Tatum’s character is your familiar flawed action hero who becomes a better person by taking licks and killing dozens of people. Every other character feels like they contribute to the story, and the film’s twists provide a slight riposte to the film’s gilded view of American power structures. 


The script is better than the movie, and to their credit the filmmakers do not mess around with it, at least in terms of the structure or characterisation. lt is all familiar stuff, but it is executed with originality and wit.


 And while its portrayal of American institutions is lacquered in sentiment, it does not feel as faux-ironic as the filmmaker’s other films. The filmmakers seem to recognise the strength of the script and so the familiar observational jokes and one-liner-spewing side characters are kept to a minimum. 


Craft-wise, the filmmaking is clean and clear, with little of the shaky handheld camera or over-cutting. In contrast to Olympus, which takes place in near-darkness, White House Down takes place in daylight.
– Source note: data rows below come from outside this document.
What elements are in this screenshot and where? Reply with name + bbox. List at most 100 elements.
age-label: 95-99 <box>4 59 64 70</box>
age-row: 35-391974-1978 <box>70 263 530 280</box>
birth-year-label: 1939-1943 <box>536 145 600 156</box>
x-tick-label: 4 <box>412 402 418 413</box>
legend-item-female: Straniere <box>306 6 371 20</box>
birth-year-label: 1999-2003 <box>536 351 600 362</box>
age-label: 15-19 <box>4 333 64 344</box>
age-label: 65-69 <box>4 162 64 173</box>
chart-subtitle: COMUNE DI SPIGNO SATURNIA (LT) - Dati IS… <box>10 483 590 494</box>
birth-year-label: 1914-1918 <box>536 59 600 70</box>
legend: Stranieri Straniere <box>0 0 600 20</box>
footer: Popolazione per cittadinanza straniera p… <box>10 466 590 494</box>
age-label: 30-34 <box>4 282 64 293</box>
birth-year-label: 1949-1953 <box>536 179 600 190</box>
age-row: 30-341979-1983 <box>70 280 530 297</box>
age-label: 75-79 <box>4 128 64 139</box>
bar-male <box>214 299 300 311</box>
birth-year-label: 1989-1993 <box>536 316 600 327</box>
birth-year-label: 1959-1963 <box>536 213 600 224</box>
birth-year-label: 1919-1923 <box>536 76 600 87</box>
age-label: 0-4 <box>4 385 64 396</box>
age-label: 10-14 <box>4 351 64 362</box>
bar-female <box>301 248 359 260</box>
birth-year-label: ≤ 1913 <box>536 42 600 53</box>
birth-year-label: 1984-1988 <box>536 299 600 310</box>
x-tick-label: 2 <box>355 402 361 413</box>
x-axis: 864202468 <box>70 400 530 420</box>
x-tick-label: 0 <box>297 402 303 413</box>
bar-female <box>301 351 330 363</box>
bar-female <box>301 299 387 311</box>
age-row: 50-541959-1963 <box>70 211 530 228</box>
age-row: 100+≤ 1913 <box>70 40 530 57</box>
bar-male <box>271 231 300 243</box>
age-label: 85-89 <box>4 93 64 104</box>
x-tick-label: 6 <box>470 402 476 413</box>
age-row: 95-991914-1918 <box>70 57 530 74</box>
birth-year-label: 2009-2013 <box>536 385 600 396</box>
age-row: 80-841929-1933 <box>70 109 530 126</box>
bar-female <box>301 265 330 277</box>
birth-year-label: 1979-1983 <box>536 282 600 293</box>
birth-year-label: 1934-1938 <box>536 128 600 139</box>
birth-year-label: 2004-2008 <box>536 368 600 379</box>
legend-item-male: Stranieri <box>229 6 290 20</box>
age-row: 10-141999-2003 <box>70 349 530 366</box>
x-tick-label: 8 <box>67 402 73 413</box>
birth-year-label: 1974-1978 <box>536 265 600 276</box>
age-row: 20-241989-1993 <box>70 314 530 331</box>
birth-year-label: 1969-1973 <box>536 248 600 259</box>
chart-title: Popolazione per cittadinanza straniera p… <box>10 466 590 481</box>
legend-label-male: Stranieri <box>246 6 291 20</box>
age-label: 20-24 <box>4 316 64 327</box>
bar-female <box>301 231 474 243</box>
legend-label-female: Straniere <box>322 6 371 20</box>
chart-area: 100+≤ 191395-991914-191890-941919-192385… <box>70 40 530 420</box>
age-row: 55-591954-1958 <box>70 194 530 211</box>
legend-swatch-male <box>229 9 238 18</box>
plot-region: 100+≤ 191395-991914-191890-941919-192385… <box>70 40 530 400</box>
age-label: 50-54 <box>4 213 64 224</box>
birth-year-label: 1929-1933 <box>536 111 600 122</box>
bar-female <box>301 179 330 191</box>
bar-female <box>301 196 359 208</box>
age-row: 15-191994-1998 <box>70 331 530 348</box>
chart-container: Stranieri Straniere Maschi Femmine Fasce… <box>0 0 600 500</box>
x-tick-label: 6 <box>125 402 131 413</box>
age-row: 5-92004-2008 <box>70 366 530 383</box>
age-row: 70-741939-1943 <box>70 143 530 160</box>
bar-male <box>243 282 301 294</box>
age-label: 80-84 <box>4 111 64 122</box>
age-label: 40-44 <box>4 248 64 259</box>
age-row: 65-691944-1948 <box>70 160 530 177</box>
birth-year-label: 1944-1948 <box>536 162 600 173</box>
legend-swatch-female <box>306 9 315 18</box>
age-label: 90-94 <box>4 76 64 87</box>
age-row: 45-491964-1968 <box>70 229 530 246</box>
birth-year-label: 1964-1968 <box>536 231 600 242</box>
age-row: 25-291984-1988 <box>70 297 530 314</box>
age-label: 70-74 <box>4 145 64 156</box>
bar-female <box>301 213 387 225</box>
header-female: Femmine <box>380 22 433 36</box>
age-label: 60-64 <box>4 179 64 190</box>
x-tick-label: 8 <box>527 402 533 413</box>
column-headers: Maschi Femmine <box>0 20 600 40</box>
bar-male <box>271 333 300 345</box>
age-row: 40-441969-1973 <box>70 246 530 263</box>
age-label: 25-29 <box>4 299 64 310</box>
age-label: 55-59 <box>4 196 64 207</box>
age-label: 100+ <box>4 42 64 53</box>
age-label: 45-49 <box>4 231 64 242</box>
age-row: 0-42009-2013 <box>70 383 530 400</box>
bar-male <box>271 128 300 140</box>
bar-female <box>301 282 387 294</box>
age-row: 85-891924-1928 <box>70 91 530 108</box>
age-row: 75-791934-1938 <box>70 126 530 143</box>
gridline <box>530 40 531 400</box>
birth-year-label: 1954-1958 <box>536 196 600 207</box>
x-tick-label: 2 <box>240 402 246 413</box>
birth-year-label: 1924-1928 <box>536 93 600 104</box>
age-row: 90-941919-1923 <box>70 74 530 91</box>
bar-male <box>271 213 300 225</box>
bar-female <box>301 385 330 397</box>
This distinction makes it feel even more like a relic from the mid-nineties. 


The acting by the key cast is solid: Tatum is great as Cale - he balances the stakes and the goofiness without negating either, and he has a good rapport with Foxx.


Jamie Foxx is a tad too studied as the earnest Sawyer, particularly in the early section of the film, where he leans hard into evoking Obama’s vocal and physical specifics. It is a strange performance at first, almost as if the filmmakers wanted to fix in the viewer’s mind the connections with the real-life president. Once his introduction is over, that sense of impersonation dissipates. 


As with Tatum, he handles the film’s tone, underplaying the various gags and foregrounding the character’s empathy. The idea that any president would want to go against decades of US foreign policy is laughable, but Foxx makes Sawyer’s earnestness believable. I cannot understand how someone like him could make it through a primary without hiding his hand, but for this story, I buy it. 


James Woods is great as the film’s villain - the script gives him clear motivations which differentiate him from the financial imperatives of other villains in this film. Even at the time it was impossible to not see the film as a comment on Woods’ trajectory, but now it just feels like an obvious in-joke and a blast of reality. 


The MVP of the movie, and the element that makes it unique in Die Hard terms, is Cale’s relationship with his daughter, played by Joey King. Kids in action movies can be a bad sign, but Emily is a smart character who contributes to bringing down the villain. Her dad may kill people but she foils their plan and ultimately saves the day with the only flag-waving scene I cannot roll my eyes at. 


King’s performance is not winsome or one-note - her skepticism at her dad avoids feeling cliche and the character’s obsession with the history of the White House never feels like a joke. 


I have not watched anything else King has been in, but she is making a return to action this year with two films, The Princess and Bullet Train. Look out for reviews of those films soon.


White House Down is an underrated flick. Its failure at the box office and the success of the Mike Bannon franchise have done the most to bury it, but it is not the disaster that some people make it out to be. If you can stomach its idealized view of the American presidency, on its own terms it is a fun time.